Today’s historic decision overturned the segregation doctrine established by the Supreme Court 57 years ago.
And, if advance threats are carried out, today’s ruling will lead eventually to the abolition of public school systems as they exist in South Carolina, Georgia and Mississippi.
Decrees to Be Delayed
Chief Justice Warren said that because of the complex questions involved, the formulation of Supreme Court decrees backing up the ruling will be delayed.
The chief justice went on to say that in order to have full assistance of all the parties concerned, the cases will be restored to the court’s docket and that new arguments will be heard on two questions asked by the tribunal before it heard its second argument of the issues last December.
One of these questions involved the time issue, that is, when to order schools in states which now require segregation to admit Negro children along with white children.
The other question raised the issue of whether the court should appoint a special master to recommend specific terms for its decrees, or whether the cases should be sent back to lower Federal Courts to see that segregation practices are ended.

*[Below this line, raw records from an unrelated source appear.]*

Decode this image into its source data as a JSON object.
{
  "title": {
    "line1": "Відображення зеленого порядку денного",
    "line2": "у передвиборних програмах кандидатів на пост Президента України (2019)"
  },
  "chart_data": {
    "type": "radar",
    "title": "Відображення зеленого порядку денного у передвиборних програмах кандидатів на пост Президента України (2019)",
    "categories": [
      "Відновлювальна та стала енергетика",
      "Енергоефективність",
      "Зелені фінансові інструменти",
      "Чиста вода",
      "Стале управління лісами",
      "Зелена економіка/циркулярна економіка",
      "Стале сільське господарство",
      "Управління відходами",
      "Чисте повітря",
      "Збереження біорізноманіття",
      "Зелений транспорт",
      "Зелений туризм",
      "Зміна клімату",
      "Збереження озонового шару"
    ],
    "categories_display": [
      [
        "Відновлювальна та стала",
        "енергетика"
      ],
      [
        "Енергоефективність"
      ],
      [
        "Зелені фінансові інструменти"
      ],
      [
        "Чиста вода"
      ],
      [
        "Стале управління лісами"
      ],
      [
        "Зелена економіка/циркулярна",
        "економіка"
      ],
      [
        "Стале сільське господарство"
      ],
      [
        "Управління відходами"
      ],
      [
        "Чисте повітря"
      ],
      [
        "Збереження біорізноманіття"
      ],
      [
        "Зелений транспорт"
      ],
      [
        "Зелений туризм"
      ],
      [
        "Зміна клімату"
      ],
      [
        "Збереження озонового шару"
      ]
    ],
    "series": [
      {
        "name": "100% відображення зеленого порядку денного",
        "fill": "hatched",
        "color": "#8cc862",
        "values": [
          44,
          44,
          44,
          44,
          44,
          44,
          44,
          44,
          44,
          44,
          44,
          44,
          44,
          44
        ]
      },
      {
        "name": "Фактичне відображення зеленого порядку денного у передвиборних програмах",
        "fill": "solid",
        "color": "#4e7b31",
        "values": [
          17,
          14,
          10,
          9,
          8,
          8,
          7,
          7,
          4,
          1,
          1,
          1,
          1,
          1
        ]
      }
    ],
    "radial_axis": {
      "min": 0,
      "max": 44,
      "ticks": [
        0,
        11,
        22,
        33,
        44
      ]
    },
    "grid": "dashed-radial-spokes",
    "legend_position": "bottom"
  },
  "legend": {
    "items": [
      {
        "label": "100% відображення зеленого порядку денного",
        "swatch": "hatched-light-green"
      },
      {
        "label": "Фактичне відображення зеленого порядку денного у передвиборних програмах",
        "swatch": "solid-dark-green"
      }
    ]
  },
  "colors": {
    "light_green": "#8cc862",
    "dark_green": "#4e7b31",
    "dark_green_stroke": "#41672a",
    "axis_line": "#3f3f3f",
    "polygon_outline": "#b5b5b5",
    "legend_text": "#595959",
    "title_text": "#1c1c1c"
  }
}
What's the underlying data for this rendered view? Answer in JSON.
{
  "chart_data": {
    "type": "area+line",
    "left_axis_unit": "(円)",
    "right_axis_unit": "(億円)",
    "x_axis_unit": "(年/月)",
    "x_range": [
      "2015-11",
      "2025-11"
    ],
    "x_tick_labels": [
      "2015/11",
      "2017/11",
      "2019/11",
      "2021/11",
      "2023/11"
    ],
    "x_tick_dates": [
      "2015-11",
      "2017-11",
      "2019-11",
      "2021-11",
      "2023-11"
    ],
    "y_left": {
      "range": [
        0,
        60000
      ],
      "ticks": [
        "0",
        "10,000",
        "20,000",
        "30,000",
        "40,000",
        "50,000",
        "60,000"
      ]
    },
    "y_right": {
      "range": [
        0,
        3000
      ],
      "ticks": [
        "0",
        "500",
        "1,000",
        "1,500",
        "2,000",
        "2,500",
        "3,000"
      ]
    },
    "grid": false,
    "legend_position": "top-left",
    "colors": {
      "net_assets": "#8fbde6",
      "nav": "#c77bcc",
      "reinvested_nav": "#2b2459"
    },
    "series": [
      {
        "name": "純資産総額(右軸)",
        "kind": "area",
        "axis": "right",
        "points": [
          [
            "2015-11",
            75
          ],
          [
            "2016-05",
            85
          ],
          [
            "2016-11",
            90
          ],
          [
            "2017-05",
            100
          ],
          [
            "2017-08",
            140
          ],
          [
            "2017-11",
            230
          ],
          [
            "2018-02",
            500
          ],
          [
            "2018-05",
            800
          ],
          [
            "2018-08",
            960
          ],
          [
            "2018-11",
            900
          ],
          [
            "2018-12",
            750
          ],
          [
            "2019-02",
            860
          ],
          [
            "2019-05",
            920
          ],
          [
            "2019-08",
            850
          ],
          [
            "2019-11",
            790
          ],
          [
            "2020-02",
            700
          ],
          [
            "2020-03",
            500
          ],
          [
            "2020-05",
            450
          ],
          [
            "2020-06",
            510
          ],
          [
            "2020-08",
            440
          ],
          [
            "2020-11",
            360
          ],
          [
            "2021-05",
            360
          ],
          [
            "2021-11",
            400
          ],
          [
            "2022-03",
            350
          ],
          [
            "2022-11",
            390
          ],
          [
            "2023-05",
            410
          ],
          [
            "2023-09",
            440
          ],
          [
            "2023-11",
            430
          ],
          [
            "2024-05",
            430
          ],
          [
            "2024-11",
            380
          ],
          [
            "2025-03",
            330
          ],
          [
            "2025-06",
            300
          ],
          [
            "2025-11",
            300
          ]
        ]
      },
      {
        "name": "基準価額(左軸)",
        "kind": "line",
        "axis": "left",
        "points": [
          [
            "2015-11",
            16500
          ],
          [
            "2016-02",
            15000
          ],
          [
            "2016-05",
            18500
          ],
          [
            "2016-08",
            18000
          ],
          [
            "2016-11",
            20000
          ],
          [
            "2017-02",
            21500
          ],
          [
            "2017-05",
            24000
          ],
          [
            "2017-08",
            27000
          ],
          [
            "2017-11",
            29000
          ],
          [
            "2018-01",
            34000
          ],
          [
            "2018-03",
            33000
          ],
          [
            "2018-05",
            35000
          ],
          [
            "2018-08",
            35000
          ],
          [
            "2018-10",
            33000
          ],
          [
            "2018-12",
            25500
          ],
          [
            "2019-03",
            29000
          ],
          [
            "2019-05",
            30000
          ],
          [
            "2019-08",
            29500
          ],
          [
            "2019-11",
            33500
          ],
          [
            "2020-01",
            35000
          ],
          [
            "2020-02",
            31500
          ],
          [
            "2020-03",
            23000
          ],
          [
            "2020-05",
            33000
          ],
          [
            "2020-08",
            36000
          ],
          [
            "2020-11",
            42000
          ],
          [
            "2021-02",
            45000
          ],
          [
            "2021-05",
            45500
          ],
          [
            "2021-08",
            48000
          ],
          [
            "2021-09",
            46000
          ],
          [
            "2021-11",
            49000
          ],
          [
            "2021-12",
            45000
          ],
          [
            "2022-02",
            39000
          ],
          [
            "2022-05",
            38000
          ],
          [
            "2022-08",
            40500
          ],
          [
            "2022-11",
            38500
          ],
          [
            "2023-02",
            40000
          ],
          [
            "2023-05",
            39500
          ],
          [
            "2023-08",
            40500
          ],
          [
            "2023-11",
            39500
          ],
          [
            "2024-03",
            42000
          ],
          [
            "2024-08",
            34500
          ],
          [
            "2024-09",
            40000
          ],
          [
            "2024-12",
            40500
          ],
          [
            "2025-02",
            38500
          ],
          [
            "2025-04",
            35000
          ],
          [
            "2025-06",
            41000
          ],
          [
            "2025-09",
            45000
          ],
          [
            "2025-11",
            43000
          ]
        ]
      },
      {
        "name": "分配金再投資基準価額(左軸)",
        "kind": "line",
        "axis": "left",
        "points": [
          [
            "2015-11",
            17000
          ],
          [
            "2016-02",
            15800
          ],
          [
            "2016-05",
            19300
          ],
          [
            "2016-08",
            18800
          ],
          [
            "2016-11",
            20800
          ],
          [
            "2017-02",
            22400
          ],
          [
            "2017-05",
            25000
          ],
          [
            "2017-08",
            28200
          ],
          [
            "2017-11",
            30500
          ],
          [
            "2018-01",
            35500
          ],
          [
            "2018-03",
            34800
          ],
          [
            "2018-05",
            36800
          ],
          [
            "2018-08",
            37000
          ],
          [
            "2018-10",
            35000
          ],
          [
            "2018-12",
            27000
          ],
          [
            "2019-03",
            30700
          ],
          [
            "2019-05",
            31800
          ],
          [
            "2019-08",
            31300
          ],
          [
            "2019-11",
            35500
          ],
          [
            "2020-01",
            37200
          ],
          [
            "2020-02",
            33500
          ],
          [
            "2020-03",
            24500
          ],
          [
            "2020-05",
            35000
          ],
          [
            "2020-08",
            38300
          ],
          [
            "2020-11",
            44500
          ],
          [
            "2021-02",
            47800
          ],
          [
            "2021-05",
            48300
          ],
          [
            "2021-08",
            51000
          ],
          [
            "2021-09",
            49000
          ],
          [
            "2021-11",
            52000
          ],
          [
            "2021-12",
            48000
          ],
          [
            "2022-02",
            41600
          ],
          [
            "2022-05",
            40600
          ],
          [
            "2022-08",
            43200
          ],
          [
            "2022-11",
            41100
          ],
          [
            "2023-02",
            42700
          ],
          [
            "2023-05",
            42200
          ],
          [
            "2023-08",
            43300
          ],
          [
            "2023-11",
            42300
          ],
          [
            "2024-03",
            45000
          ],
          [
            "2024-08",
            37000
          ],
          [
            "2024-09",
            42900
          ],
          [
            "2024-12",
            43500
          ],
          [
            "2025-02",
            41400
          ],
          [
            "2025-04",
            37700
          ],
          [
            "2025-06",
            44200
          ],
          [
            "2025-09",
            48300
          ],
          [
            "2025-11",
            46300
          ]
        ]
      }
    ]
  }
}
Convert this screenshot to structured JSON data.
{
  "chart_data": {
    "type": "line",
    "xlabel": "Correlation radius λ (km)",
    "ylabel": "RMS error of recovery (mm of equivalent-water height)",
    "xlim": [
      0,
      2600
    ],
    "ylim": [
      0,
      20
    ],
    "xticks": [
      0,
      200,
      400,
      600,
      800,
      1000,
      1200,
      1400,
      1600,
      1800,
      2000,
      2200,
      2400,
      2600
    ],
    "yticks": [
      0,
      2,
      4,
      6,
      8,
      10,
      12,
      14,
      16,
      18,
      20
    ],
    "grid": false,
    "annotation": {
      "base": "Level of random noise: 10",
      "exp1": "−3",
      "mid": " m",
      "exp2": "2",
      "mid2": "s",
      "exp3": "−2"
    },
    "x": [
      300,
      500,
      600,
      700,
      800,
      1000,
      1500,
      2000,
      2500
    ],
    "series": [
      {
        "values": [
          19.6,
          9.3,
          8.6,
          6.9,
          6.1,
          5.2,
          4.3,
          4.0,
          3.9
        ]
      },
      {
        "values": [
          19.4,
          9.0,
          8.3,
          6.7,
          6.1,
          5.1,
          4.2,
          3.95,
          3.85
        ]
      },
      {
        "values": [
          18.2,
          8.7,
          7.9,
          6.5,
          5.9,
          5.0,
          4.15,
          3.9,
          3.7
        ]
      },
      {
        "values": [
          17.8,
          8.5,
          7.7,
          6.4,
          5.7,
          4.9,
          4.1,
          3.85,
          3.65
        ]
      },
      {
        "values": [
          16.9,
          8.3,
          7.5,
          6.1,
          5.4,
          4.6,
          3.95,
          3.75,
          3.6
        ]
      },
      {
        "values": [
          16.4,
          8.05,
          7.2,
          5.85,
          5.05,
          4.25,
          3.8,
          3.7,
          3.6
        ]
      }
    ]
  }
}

Chief Justice Warren said that attorneys-general of the states involved may appear before the court to argue on the form of the decrees to be issued. The states were told to put in applications for such appearances by September 15 and to submit any briefs by October 1. The court’s new term begins October 4.
The decision does not apply to private schools. Nor, on its face, does it affect the “separate but equal” doctrine as applied to travel on railroads and other public conveyances solely within states which have such laws.